Why you should care
Because with rent prices this high, your sofa really should be pulling its weight.
As a young mom-to-be who loved Vancouver’s city life, Alison Mazurek had a choice: She could go further in debt for a larger apartment, give up urban living or find a way to squeeze baby into her 600-square-foot apartment. “Doubling our mortgage didn’t seem like the right answer, so we started looking for out-of-the-box ideas,” she says. So Alison and her husband, Trevor, opted to think small and shell out big — for a $3,500 bed. But not just any bed. This model folds into a wall, giving 21-month-old Theo his own playroom by day and Mom and Dad a place to sleep by night.
Thanks to a growing demand for transformable furniture, designers are now better able to help folks like the Mazureks stay in their tiny abodes, no matter how big their family grows. Thinking of adding a second bedroom to your home? Why bother when you could toss in a $30,000 Tango Sectional, complete with sofa, shelving, queen-size wall bed and cabinetry instead?
Of course, dual, multifunctional and transformable furniture has been around for centuries — medieval monks, for example, made stunning oak benches that folded into tables, and boats as well as mobile homes have long sported tuck-away furnishings. But demand for smaller, beautiful and multifunctional pieces is hitting fever pitch, fueling increasingly clever designs in the furniture and furnishings market, which topped $101 billion in the U.S. alone in 2013, up from $85 billion in 2010, the data portal Statista says. Ron Barth, co-founder of Resource Furniture, the exclusive North American distributor of transformable furnishings giant Clei, tells OZY sales of the Italian brand’s products are 71 times what they were in 2007.
This demand for multifunctional pieces is fueling increasingly creative — and sometimes whimsical — designs.
Chief among the push for shape-shifting solutions is the rise in urbanization. The proportion of those living in cities is likely to chime in just below 80 percent, on average, by 2050, the United Nations says, up from just over 60 percent in 2007. At the same time, rents and real estate prices are rising, and people are finding “space is getting smaller,” says Irish designer Orla Reynolds. She and her peers are therefore banking on more consumers like the Mazureks looking for greater functionality to retain their metropolitan ways of life, hence her plan to provide customers with shelves that remain shelves even when the embedded table and chairs are pulled out.

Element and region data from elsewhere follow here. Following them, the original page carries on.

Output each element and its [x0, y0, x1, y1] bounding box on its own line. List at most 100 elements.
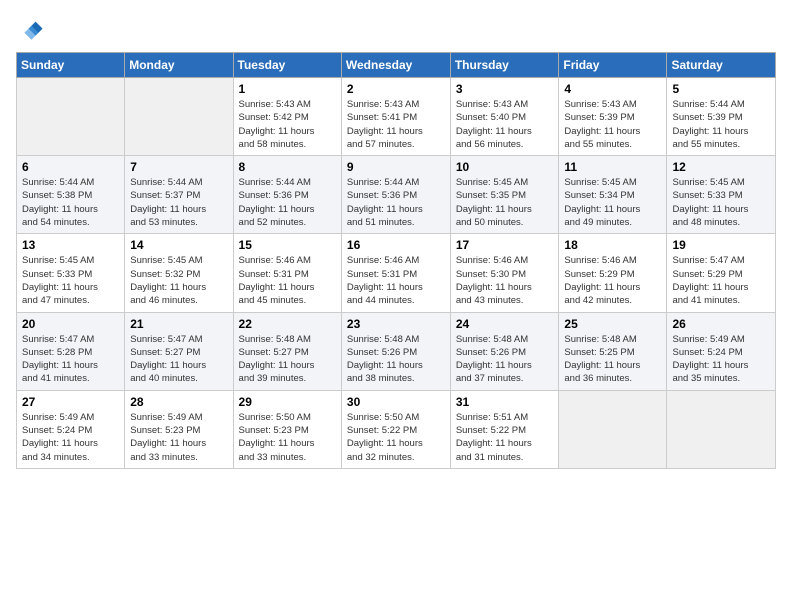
- day-cell: [125, 78, 233, 156]
- day-info: Sunrise: 5:44 AM Sunset: 5:37 PM Dayligh…: [130, 176, 227, 229]
- day-info: Sunrise: 5:49 AM Sunset: 5:23 PM Dayligh…: [130, 411, 227, 464]
- day-number: 25: [564, 317, 661, 331]
- day-number: 3: [456, 82, 554, 96]
- day-cell: 6 Sunrise: 5:44 AM Sunset: 5:38 PM Daylig…: [17, 156, 125, 234]
- day-info: Sunrise: 5:45 AM Sunset: 5:34 PM Dayligh…: [564, 176, 661, 229]
- day-number: 15: [239, 238, 336, 252]
- day-number: 23: [347, 317, 445, 331]
- day-number: 31: [456, 395, 554, 409]
- day-info: Sunrise: 5:46 AM Sunset: 5:31 PM Dayligh…: [347, 254, 445, 307]
- day-info: Sunrise: 5:49 AM Sunset: 5:24 PM Dayligh…: [22, 411, 119, 464]
- day-info: Sunrise: 5:44 AM Sunset: 5:38 PM Dayligh…: [22, 176, 119, 229]
- day-info: Sunrise: 5:46 AM Sunset: 5:30 PM Dayligh…: [456, 254, 554, 307]
- logo: [16, 16, 48, 44]
- day-cell: 24 Sunrise: 5:48 AM Sunset: 5:26 PM Dayli…: [450, 312, 559, 390]
- day-cell: 16 Sunrise: 5:46 AM Sunset: 5:31 PM Dayli…: [341, 234, 450, 312]
- day-number: 13: [22, 238, 119, 252]
- day-number: 24: [456, 317, 554, 331]
- day-info: Sunrise: 5:45 AM Sunset: 5:32 PM Dayligh…: [130, 254, 227, 307]
- calendar-table: SundayMondayTuesdayWednesdayThursdayFrid…: [16, 52, 776, 469]
- day-info: Sunrise: 5:46 AM Sunset: 5:29 PM Dayligh…: [564, 254, 661, 307]
- day-cell: 15 Sunrise: 5:46 AM Sunset: 5:31 PM Dayli…: [233, 234, 341, 312]
- day-info: Sunrise: 5:45 AM Sunset: 5:33 PM Dayligh…: [22, 254, 119, 307]
- day-info: Sunrise: 5:50 AM Sunset: 5:23 PM Dayligh…: [239, 411, 336, 464]
- day-cell: 19 Sunrise: 5:47 AM Sunset: 5:29 PM Dayli…: [667, 234, 776, 312]
- day-number: 14: [130, 238, 227, 252]
- day-cell: 23 Sunrise: 5:48 AM Sunset: 5:26 PM Dayli…: [341, 312, 450, 390]
- day-cell: 29 Sunrise: 5:50 AM Sunset: 5:23 PM Dayli…: [233, 390, 341, 468]
- day-number: 17: [456, 238, 554, 252]
- day-cell: 21 Sunrise: 5:47 AM Sunset: 5:27 PM Dayli…: [125, 312, 233, 390]
- day-cell: 10 Sunrise: 5:45 AM Sunset: 5:35 PM Dayli…: [450, 156, 559, 234]
- day-cell: 25Sunrise: 5:48 AM Sunset: 5:25 PM Dayli…: [559, 312, 667, 390]
- day-number: 16: [347, 238, 445, 252]
- day-number: 28: [130, 395, 227, 409]
- day-info: Sunrise: 5:43 AM Sunset: 5:41 PM Dayligh…: [347, 98, 445, 151]
- day-cell: [17, 78, 125, 156]
- day-number: 6: [22, 160, 119, 174]
- day-cell: 30 Sunrise: 5:50 AM Sunset: 5:22 PM Dayli…: [341, 390, 450, 468]
- day-number: 30: [347, 395, 445, 409]
- day-cell: 31 Sunrise: 5:51 AM Sunset: 5:22 PM Dayli…: [450, 390, 559, 468]
- day-cell: 2 Sunrise: 5:43 AM Sunset: 5:41 PM Daylig…: [341, 78, 450, 156]
- day-info: Sunrise: 5:46 AM Sunset: 5:31 PM Dayligh…: [239, 254, 336, 307]
- week-row-3: 13 Sunrise: 5:45 AM Sunset: 5:33 PM Dayli…: [17, 234, 776, 312]
- day-cell: [559, 390, 667, 468]
- day-info: Sunrise: 5:47 AM Sunset: 5:28 PM Dayligh…: [22, 333, 119, 386]
- day-info: Sunrise: 5:51 AM Sunset: 5:22 PM Dayligh…: [456, 411, 554, 464]
- week-row-1: 1Sunrise: 5:43 AM Sunset: 5:42 PM Daylig…: [17, 78, 776, 156]
- day-info: Sunrise: 5:48 AM Sunset: 5:27 PM Dayligh…: [239, 333, 336, 386]
- day-number: 10: [456, 160, 554, 174]
- day-cell: 11 Sunrise: 5:45 AM Sunset: 5:34 PM Dayli…: [559, 156, 667, 234]
- week-row-4: 20 Sunrise: 5:47 AM Sunset: 5:28 PM Dayli…: [17, 312, 776, 390]
- day-number: 29: [239, 395, 336, 409]
- weekday-header-saturday: Saturday: [667, 53, 776, 78]
- day-info: Sunrise: 5:44 AM Sunset: 5:39 PM Dayligh…: [672, 98, 770, 151]
- day-info: Sunrise: 5:45 AM Sunset: 5:33 PM Dayligh…: [672, 176, 770, 229]
- day-number: 9: [347, 160, 445, 174]
- day-cell: 4Sunrise: 5:43 AM Sunset: 5:39 PM Daylig…: [559, 78, 667, 156]
- day-cell: 18Sunrise: 5:46 AM Sunset: 5:29 PM Dayli…: [559, 234, 667, 312]
- day-number: 2: [347, 82, 445, 96]
- week-row-5: 27 Sunrise: 5:49 AM Sunset: 5:24 PM Dayli…: [17, 390, 776, 468]
- day-number: 27: [22, 395, 119, 409]
- day-cell: 13 Sunrise: 5:45 AM Sunset: 5:33 PM Dayli…: [17, 234, 125, 312]
- day-info: Sunrise: 5:48 AM Sunset: 5:26 PM Dayligh…: [456, 333, 554, 386]
- day-number: 7: [130, 160, 227, 174]
- weekday-header-tuesday: Tuesday: [233, 53, 341, 78]
- day-number: 1: [239, 82, 336, 96]
- day-info: Sunrise: 5:47 AM Sunset: 5:29 PM Dayligh…: [672, 254, 770, 307]
- weekday-header-friday: Friday: [559, 53, 667, 78]
- day-cell: 8 Sunrise: 5:44 AM Sunset: 5:36 PM Daylig…: [233, 156, 341, 234]
- day-number: 21: [130, 317, 227, 331]
- day-cell: 1Sunrise: 5:43 AM Sunset: 5:42 PM Daylig…: [233, 78, 341, 156]
- day-cell: 14 Sunrise: 5:45 AM Sunset: 5:32 PM Dayli…: [125, 234, 233, 312]
- weekday-header-row: SundayMondayTuesdayWednesdayThursdayFrid…: [17, 53, 776, 78]
- day-info: Sunrise: 5:49 AM Sunset: 5:24 PM Dayligh…: [672, 333, 770, 386]
- day-cell: 9 Sunrise: 5:44 AM Sunset: 5:36 PM Daylig…: [341, 156, 450, 234]
- day-info: Sunrise: 5:43 AM Sunset: 5:39 PM Dayligh…: [564, 98, 661, 151]
- day-cell: 22Sunrise: 5:48 AM Sunset: 5:27 PM Dayli…: [233, 312, 341, 390]
- day-cell: 26 Sunrise: 5:49 AM Sunset: 5:24 PM Dayli…: [667, 312, 776, 390]
- day-number: 12: [672, 160, 770, 174]
- day-info: Sunrise: 5:43 AM Sunset: 5:40 PM Dayligh…: [456, 98, 554, 151]
- day-info: Sunrise: 5:47 AM Sunset: 5:27 PM Dayligh…: [130, 333, 227, 386]
- day-info: Sunrise: 5:45 AM Sunset: 5:35 PM Dayligh…: [456, 176, 554, 229]
- day-number: 19: [672, 238, 770, 252]
- page-header: [16, 16, 776, 44]
- day-cell: 5 Sunrise: 5:44 AM Sunset: 5:39 PM Daylig…: [667, 78, 776, 156]
- day-number: 8: [239, 160, 336, 174]
- weekday-header-monday: Monday: [125, 53, 233, 78]
- week-row-2: 6 Sunrise: 5:44 AM Sunset: 5:38 PM Daylig…: [17, 156, 776, 234]
- day-number: 11: [564, 160, 661, 174]
- day-cell: 17 Sunrise: 5:46 AM Sunset: 5:30 PM Dayli…: [450, 234, 559, 312]
- day-cell: 7 Sunrise: 5:44 AM Sunset: 5:37 PM Daylig…: [125, 156, 233, 234]
- weekday-header-sunday: Sunday: [17, 53, 125, 78]
- day-info: Sunrise: 5:50 AM Sunset: 5:22 PM Dayligh…: [347, 411, 445, 464]
- day-number: 26: [672, 317, 770, 331]
- day-number: 5: [672, 82, 770, 96]
- day-number: 20: [22, 317, 119, 331]
- day-info: Sunrise: 5:48 AM Sunset: 5:26 PM Dayligh…: [347, 333, 445, 386]
- day-info: Sunrise: 5:44 AM Sunset: 5:36 PM Dayligh…: [347, 176, 445, 229]
- day-info: Sunrise: 5:44 AM Sunset: 5:36 PM Dayligh…: [239, 176, 336, 229]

The shiny object syndrome also plays a role. “Adding features to something makes it more appealing, almost like when you buy a car,” explains Lothar Windels, an associate professor at Rhode Island School of Design’s department of furniture design. Windels also points to the merging of life and work within the home, and this changing living scenario — with the advent of telecommuting — has consumers looking for furniture that can be quickly transformed from work to living mode. And Seth Stem, Windels’ colleague at RISD, thinks such furniture is more popular with younger generations, driven partly by a growing environmental awareness.
This demand for multifunctional pieces is fueling increasingly creative — and sometimes whimsical — designs. Most are practical, like Austrian designer Verena Lang’s picture frame-mirror that folds off the wall into a detachable dining table for six (around $2,800). Then there’s Coupé, a sofa-to-bunk-bed solution from the Greek firm Proteas that young children can transform within seconds (about $1,450). Clei also offers entertainment centers that slide to reveal beds and that pricey Tango Sectional, while other offerings out there include under-stair storage and stair drawers, hollow chairs seating both bums and books, knives hidden within knives, chairs hidden within chairs and extendable dining tables that let modest apartment dwellers entertain like kings.
And why shouldn’t our coffee tables expand like a Transformer to seat 18? After all, we’re demanding more from everything these days at home and at work — from watches that track our health to laptops that serve as televisions. But some would say that the thinner something is spread, the less effective it becomes. True dual-purpose furniture is rare, so most of those pieces entail giving up one function for another: You can’t use both the sofa and bed at the same time, in other words. We “don’t want to rearrange our furniture constantly,” says Windels.
The other obstacle, of course, is all the zeros. Prices on many of these items are sky high, which, as Reynolds freely admits, is a problem for designers who want to commercialize high-end, affordable solutions for the apartment market. Barth is less apologetic, though, noting that his solutions are far less expensive than buying an extra bedroom in urban hubs like New York City or London. “In one 12-by-14 room, they can have four people sleep, have their home office and their den, and have their cake and eat it too,” he says.
There’s likely to be a trickle-down effect in coming years, experts say, with the best multifunctional designs being adopted by mass manufacturers such as IKEA. Meanwhile, designers like Clei are blazing ahead, looking to add multifunctionality to every corner of our lives — they’ve even begun working on a collapsible kitchen.